De grootste knelpunten
De Wet zorg en dwang (Wzd) is, net als de Wet verplichte GGZ (Wvggz) en de Wet forensische zorg op 1 januari 2020 in werking getreden. De beide wetten Wzd en Wvggz vervangen daarbij één wet die voorheen van toepassing was, de Wet bijzondere opnemingen in psychiatrische ziekenhuizen (Wet Bopz). Verenso en de NVAVG onderschrijven de doelen van de Wzd volledig: het inzetten van onvrijwillige zorg als laatste redmiddel en alleen als dit niet anders kan en er geen minder ingrijpend alternatief is. Dat wil zeggen: alleen als het noodzakelijk, geschikt en proportioneel is. Er zijn echter nog wel een aantal belangrijke knelpunten ten aanzien van de uitvoerbaarheid.
1. Splitsing wetten
Ten eerste heeft het splitsen in twee wettelijke regimes geleid tot onduidelijkheden over welk van de twee van toepassing is. Er ontstaan bijvoorbeeld situaties waarin cliënten met multiproblematiek ongewenst van behandelplek moet wisselen doordat zij een maatregel onder het andere rechtsregime opgelegd krijgen.
2. Administratieve last
Een ander knelpunt is de hoge (administratieve) last voor professionals, die met name wordt veroorzaakt door de verschillende onderdelen van het Wzd-stappenplan. In het Wzd stappenplan is bijvoorbeeld opgenomen dat er op een bepaald punt een externe deskundige moet worden ingeschakeld die niet werkzaam is bij de eigen zorgorganisatie. Die voorwaarde leidt tot praktische problemen en dient geen doel aangezien zorgprofessionals hun eigen professionele verantwoordelijkheid hebben om hun beroep uit te oefenen volgens de normen van hun beroepsgroep, ongeacht voor welke zorgorganisatie zij werken.

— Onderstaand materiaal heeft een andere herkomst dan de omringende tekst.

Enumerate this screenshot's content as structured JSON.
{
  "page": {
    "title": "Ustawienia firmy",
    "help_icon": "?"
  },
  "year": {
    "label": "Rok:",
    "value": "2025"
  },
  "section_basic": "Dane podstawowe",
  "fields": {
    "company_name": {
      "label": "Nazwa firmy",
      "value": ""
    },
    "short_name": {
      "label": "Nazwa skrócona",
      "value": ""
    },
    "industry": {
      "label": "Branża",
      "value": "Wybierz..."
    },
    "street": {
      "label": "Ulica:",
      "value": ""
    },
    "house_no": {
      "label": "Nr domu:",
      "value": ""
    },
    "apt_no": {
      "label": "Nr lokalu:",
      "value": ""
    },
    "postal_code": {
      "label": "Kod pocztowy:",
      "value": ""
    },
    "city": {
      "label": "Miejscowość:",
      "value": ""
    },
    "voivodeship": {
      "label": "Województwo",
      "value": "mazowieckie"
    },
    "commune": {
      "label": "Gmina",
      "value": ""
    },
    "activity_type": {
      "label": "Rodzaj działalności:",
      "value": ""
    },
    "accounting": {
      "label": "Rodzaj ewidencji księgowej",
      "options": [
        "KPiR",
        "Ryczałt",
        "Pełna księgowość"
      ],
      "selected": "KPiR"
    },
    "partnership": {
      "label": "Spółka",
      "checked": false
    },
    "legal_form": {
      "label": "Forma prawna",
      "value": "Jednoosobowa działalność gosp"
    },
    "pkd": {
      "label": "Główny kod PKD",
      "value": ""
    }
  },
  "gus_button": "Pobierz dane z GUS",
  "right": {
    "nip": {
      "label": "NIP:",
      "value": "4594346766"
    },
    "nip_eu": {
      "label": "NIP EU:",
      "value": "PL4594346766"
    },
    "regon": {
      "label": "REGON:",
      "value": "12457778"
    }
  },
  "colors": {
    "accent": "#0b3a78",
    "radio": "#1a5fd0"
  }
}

De bureaucratie rondom het Wzd stappenplan leidt tot enorm hoge kosten
Bovendien mist er een overzicht van de wijzigingen sinds de invoering van de wetten en een integrale wettekst, dus het kost veel tijd om uit te zoeken wat de regels zijn. De bureaucratie rondom het Wzd stappenplan leidt tot enorm hoge kosten wat blijkt uit het recente bericht van de Nza waarin zij melden dat de Wzd jaarlijks 111 miljoen euro aan extra kosten met zich meebrengt. Verenso en de NVAVG denken dat deze kostenoverschrijding zelfs nog een voorzichtige berekening is.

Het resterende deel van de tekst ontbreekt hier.